A not-so-Paradise Park Redux

On the last weekend of July I returned to the Paradise Park Trailhead at the base of Mt. Hood, several miles east of the small town of Rhododendron.

Paradise Park is a series of large alpine meadows on the west shoulder of Mt. Hood around 6,000 feet in elevation. It’s one of the Pacific Northwest’s most popular hiking destinations in late July and August when the alpine meadows are covered with wildflowers.

Some of you may remember that on the first day of July, I attempted to hike the very same trail but was turned back about two miles from Paradise Park due to fallen trees.

On this sunny morning the trail began slowly climbing the north ridge of the Zigzag River Canyon into the Mt. Hood Wilderness. For the first four miles the trail stayed under the canopy of an old-growth forest, mainly mountain hemlock.

To my great surprise, the US Forest Service had still not cleared the trail. I made it about one-third mile more than last time, but the trail was virtually impassable from there on.
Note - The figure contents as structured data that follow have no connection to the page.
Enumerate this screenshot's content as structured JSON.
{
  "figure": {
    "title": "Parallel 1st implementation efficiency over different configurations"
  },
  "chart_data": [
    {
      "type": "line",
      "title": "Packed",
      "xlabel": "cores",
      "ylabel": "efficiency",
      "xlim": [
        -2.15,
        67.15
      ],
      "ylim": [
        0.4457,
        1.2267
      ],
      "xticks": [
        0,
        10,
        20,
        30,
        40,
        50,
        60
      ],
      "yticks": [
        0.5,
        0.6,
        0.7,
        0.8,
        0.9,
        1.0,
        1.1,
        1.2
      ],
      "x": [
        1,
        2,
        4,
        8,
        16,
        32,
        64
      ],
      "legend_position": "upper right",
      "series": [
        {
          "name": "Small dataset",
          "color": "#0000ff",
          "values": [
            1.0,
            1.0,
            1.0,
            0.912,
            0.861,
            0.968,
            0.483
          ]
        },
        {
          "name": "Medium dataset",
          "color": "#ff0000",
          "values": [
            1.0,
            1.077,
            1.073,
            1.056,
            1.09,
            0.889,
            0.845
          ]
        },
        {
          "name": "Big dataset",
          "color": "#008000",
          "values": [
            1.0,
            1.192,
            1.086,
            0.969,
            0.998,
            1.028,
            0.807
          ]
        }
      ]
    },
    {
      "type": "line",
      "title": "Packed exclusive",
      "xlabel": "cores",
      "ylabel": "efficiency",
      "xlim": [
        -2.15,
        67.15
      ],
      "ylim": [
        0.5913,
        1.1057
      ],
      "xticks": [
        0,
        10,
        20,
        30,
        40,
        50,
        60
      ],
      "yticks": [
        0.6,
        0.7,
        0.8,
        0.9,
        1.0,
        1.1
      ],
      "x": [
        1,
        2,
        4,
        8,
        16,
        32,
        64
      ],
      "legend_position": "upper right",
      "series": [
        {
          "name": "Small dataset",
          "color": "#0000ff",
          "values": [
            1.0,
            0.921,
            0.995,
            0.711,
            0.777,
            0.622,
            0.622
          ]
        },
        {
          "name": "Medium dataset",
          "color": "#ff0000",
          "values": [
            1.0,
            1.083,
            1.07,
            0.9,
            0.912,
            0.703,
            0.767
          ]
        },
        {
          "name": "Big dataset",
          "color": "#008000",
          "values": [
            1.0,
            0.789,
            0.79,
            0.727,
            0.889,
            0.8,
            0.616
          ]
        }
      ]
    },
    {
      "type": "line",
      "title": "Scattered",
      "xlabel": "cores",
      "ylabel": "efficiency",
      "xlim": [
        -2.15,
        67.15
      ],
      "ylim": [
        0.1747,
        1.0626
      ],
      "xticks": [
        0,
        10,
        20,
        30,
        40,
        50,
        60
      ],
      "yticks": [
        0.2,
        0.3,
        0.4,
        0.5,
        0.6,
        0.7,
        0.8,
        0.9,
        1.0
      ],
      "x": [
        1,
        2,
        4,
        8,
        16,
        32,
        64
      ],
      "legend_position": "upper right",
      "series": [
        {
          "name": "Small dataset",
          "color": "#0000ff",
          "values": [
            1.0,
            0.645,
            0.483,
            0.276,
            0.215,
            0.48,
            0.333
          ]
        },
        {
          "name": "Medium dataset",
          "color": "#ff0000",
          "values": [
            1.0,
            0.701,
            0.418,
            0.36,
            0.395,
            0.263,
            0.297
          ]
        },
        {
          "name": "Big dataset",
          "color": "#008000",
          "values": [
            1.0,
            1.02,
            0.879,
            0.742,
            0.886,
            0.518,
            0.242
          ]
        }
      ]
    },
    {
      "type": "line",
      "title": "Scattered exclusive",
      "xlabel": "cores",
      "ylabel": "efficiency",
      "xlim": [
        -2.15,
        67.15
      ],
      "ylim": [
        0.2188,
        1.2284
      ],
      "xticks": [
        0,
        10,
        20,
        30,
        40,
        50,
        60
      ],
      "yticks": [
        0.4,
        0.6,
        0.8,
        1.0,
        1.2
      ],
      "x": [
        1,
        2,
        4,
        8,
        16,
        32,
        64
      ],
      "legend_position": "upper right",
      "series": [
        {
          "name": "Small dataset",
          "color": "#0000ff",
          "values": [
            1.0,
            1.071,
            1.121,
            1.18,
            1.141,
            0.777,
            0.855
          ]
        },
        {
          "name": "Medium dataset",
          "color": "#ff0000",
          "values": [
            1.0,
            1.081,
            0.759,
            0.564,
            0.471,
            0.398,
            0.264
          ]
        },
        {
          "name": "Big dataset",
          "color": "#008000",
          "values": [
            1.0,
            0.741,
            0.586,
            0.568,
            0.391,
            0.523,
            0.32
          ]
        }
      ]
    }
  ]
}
I sadly turned back to the trailhead. I’m now beginning to believe the US Forest Service is going to abandon the trail, one of many over the years.

Tom, Dick and Harry Mountain in distance


One of many large blowdowns over the trail


Sun-dappled trail





Categories: Oregon Cascades HikesTags: , ,


  1. John: It’s been a tough year for the trails. Thanks for this report. Did you hike from Timberline Lodge or from Rhododendron, near Little Zigzag Falls?
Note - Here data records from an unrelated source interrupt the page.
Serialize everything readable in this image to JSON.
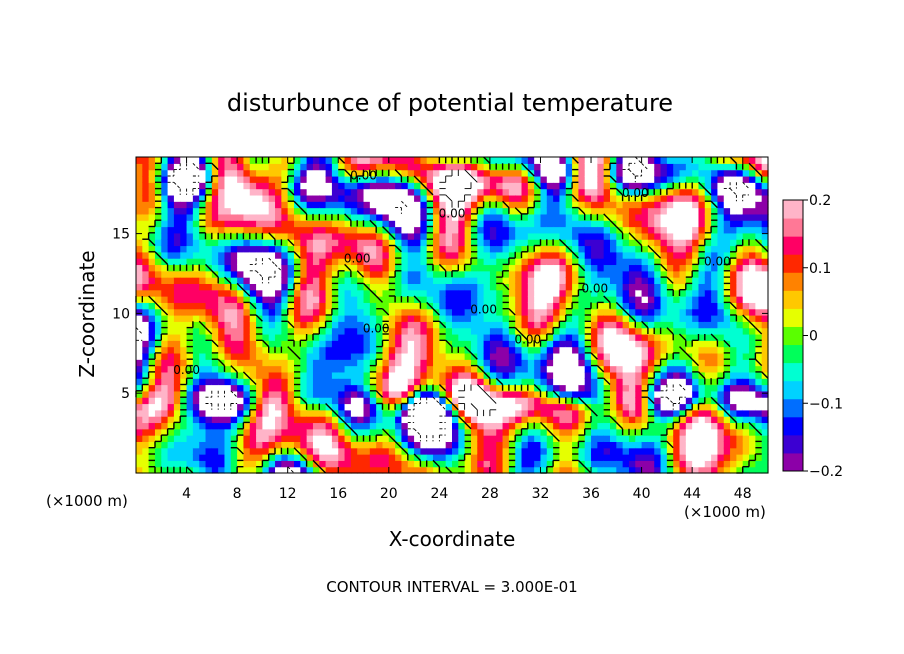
{
  "chart_data": {
    "type": "heatmap",
    "title": "disturbunce of potential temperature",
    "xlabel": "X-coordinate",
    "ylabel": "Z-coordinate",
    "x_unit": "(×1000 m)",
    "x_unit_right": "(×1000 m)",
    "footer": "CONTOUR INTERVAL = 3.000E-01",
    "xlim": [
      0,
      50
    ],
    "ylim": [
      0,
      19.8
    ],
    "x_ticks": [
      4,
      8,
      12,
      16,
      20,
      24,
      28,
      32,
      36,
      40,
      44,
      48
    ],
    "y_ticks": [
      5,
      10,
      15
    ],
    "colorbar": {
      "range": [
        -0.2,
        0.2
      ],
      "ticks": [
        -0.2,
        -0.1,
        0,
        0.1,
        0.2
      ],
      "tick_labels": [
        "−0.2",
        "−0.1",
        "0",
        "0.1",
        "0.2"
      ],
      "colors": [
        "#8c00a8",
        "#3c00d2",
        "#0000ff",
        "#006eff",
        "#00d2ff",
        "#00ffd2",
        "#00ff5a",
        "#5aff00",
        "#e6ff00",
        "#ffc800",
        "#ff8200",
        "#ff2800",
        "#ff0064",
        "#ff7896",
        "#ffb4c8"
      ]
    },
    "contour_interval": 0.3,
    "contour_labels": [
      {
        "text": "0.00",
        "x": 18.0,
        "z": 18.4
      },
      {
        "text": "0.00",
        "x": 25.0,
        "z": 16.0
      },
      {
        "text": "0.00",
        "x": 39.5,
        "z": 17.3
      },
      {
        "text": "0.00",
        "x": 17.5,
        "z": 13.2
      },
      {
        "text": "0.00",
        "x": 36.3,
        "z": 11.3
      },
      {
        "text": "0.00",
        "x": 46.0,
        "z": 13.0
      },
      {
        "text": "0.00",
        "x": 27.5,
        "z": 10.0
      },
      {
        "text": "0.00",
        "x": 19.0,
        "z": 8.8
      },
      {
        "text": "0.00",
        "x": 31.0,
        "z": 8.1
      },
      {
        "text": "0.00",
        "x": 4.0,
        "z": 6.2
      }
    ],
    "field_modes": [
      {
        "amp": 0.09,
        "kx": 0.42,
        "kz": 0.55,
        "p": 0.3
      },
      {
        "amp": 0.07,
        "kx": 0.71,
        "kz": -0.35,
        "p": 1.7
      },
      {
        "amp": 0.06,
        "kx": 0.23,
        "kz": 0.95,
        "p": 2.9
      },
      {
        "amp": 0.05,
        "kx": 1.05,
        "kz": 0.18,
        "p": 4.1
      },
      {
        "amp": 0.05,
        "kx": 0.36,
        "kz": -0.78,
        "p": 5.3
      },
      {
        "amp": 0.04,
        "kx": 0.88,
        "kz": 0.66,
        "p": 0.9
      },
      {
        "amp": 0.04,
        "kx": 0.15,
        "kz": 1.4,
        "p": 3.6
      },
      {
        "amp": 0.035,
        "kx": 1.3,
        "kz": -0.5,
        "p": 2.2
      }
    ]
  }
}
    • I hiked from the lower trailhead near Little Zigzag Falls. The good news is the trail from Timberline looks in good shape. I may do that in a couple of weeks and come back over Mississippi Head, one of my favorites.

  2. Severe cuts to budgets are partly to blame but also the Forest Svc seems to be determined to keep the public out of public lands. Not good stewards.

    • My fellow Mazamas and other volunteers do a yeoman job of augmenting the Forest Service with these tough-to-maintain trails, but there is only so much time in the day.
      I wish there was a better marriage of the desire for wilderness areas, and the practical aspects of maintaining access.